Catalytic hydrogenation gives q-aminobenzene-N- (4-methylbenzoyl) sulfamide in the usual way in the form of colorless needles of F. z44 °. Example 4 45 parts of p-nitrobenzenesulfonamide are as in Example 3 in Zoo parts by volume of nitrobenzene in the presence of 28 parts. Alumi, -niumchlorid reacted with 3o parts of 2-methylbenzoyl chloride. According to the usual Working up, the nitro compound, which is sparingly soluble in bicarbonate, is obtained with the F. z86 °.

The corresponding amino compound is obtained by catalytic reduction, which, recrystallized from alcohol and water, melts at t76 °.
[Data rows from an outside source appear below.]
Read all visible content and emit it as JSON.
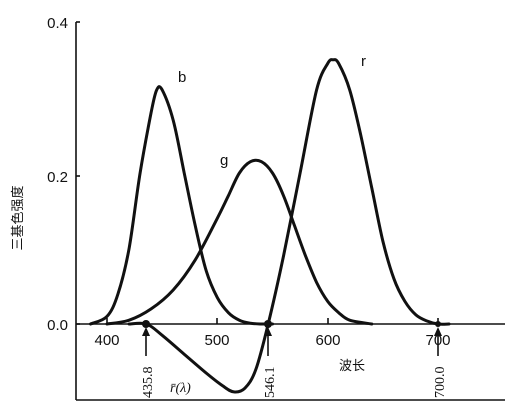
{
  "chart_data": {
    "type": "line",
    "title": "",
    "xlabel": "波长",
    "ylabel": "三基色强度",
    "xlim": [
      365,
      755
    ],
    "ylim": [
      -0.12,
      0.4
    ],
    "x_ticks": [
      400,
      500,
      600,
      700
    ],
    "x_tick_labels": [
      "400",
      "500",
      "600",
      "700"
    ],
    "y_ticks": [
      0.0,
      0.2,
      0.4
    ],
    "y_tick_labels": [
      "0.0",
      "0.2",
      "0.4"
    ],
    "grid": false,
    "series": [
      {
        "name": "b",
        "x": [
          385,
          400,
          410,
          420,
          430,
          440,
          445,
          450,
          460,
          470,
          480,
          490,
          500,
          510,
          520,
          530,
          540,
          550
        ],
        "y": [
          0.0,
          0.01,
          0.04,
          0.1,
          0.2,
          0.28,
          0.31,
          0.31,
          0.27,
          0.2,
          0.13,
          0.07,
          0.035,
          0.015,
          0.005,
          0.001,
          0.0,
          0.0
        ]
      },
      {
        "name": "g",
        "x": [
          400,
          420,
          440,
          460,
          480,
          500,
          510,
          520,
          530,
          540,
          550,
          560,
          570,
          580,
          590,
          600,
          610,
          620,
          640
        ],
        "y": [
          0.0,
          0.005,
          0.02,
          0.045,
          0.085,
          0.14,
          0.17,
          0.2,
          0.215,
          0.215,
          0.2,
          0.17,
          0.13,
          0.09,
          0.055,
          0.03,
          0.015,
          0.005,
          0.0
        ]
      },
      {
        "name": "r",
        "x": [
          420,
          435.8,
          450,
          470,
          490,
          505,
          515,
          525,
          535,
          546.1,
          560,
          575,
          590,
          600,
          605,
          610,
          620,
          630,
          640,
          650,
          660,
          670,
          680,
          690,
          700,
          710
        ],
        "y": [
          0.0,
          0.0,
          -0.015,
          -0.04,
          -0.065,
          -0.082,
          -0.09,
          -0.085,
          -0.06,
          0.0,
          0.09,
          0.2,
          0.31,
          0.345,
          0.35,
          0.345,
          0.31,
          0.25,
          0.18,
          0.11,
          0.06,
          0.03,
          0.012,
          0.004,
          0.0,
          0.0
        ]
      }
    ],
    "annotations": [
      {
        "text": "435.8",
        "x": 435.8
      },
      {
        "text": "546.1",
        "x": 546.1
      },
      {
        "text": "700.0",
        "x": 700.0
      }
    ],
    "curve_label": "r̄(λ)"
  }
}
If you turn. instead of the 2-methylbenzoic acid compound in: above Example, the same amount of 3-methylbenzoyl chloride is obtained as an intermediate the m-benzoyl compound with a melting point of 126 to 127 ', which is more readily soluble in bicarbonate, the easily converted into the corresponding amino compound by catalytic reduction. Crystallized from alcohol, it melts at 160 °. Example 5 37 parts of p-nitrobenzenesulfonamide and 24 parts of aluminum chloride are in nitrobenzene solution with 31 parts of 2, 4-dimethylbenzoyl chloride reacted. After the usual work-up, the nitro compound becomes obtained in the form of yellow prisms from the F. i7o ° (crystallized from alcohol).
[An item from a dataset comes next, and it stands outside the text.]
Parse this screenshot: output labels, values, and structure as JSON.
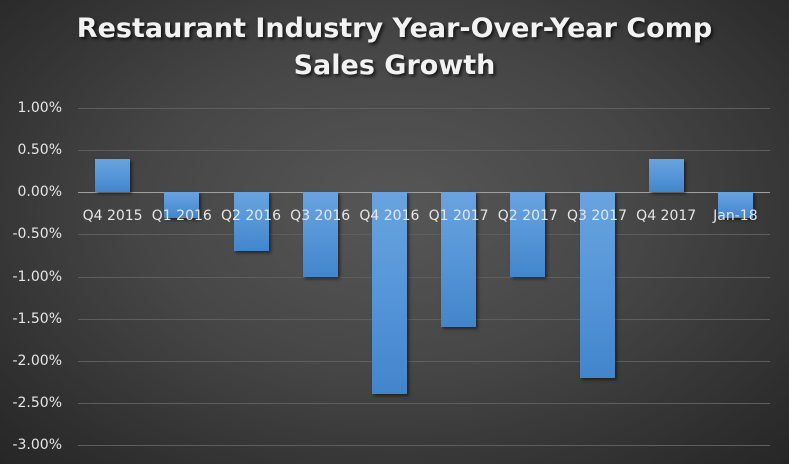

Through reduction, these go into. Colorless short needles: over, the, crystallized from alcohol, melting at 222 °.

In the above example, if you use the isomeric 3,4 compound, a compound with very similar properties is obtained. It melts at 2214 to 215 °.

Instead of that used in the above examples, in p; Position through a nitro group substituted benzenesulfonamide can just as well the in general Part of the other enumerated. p-substitution products can be used. The end products can, as usual, be converted into metal salts.

Claims (1)

PATENT CLAIMS: i. Process for the preparation of p-aminobenzenesulfonacylamides, characterized in that sulfonamides of the benzene series or salts thereof, the contain a nitrogen-containing group in the p-position, with alkyl and or or alkoxy-substituted carboxylic acids of the benzene series or their functional derivatives, optionally in the presence of catalysts or acid-binding agents and optionally the p nitrogen group other than the amino group converted into an amino group. z. Special embodiment of the method according to Claim i, characterized in that one benzenesulfonic acid halides which are in p-position contain a nitrogen-containing group, with amides of methyl and resp. or alkoxy-substituted carboxylic acids of the benzene series and optionally the nitrogen group in the p position other than the amino group into an amino group convicted. To distinguish the subject matter of the invention from the state of the art, im The following publications have been considered for the granting procedure: Münchener Medicin. Wochenschrift 1938, p. 2017; Chem. Reviews 27, p. I 14, Table 21.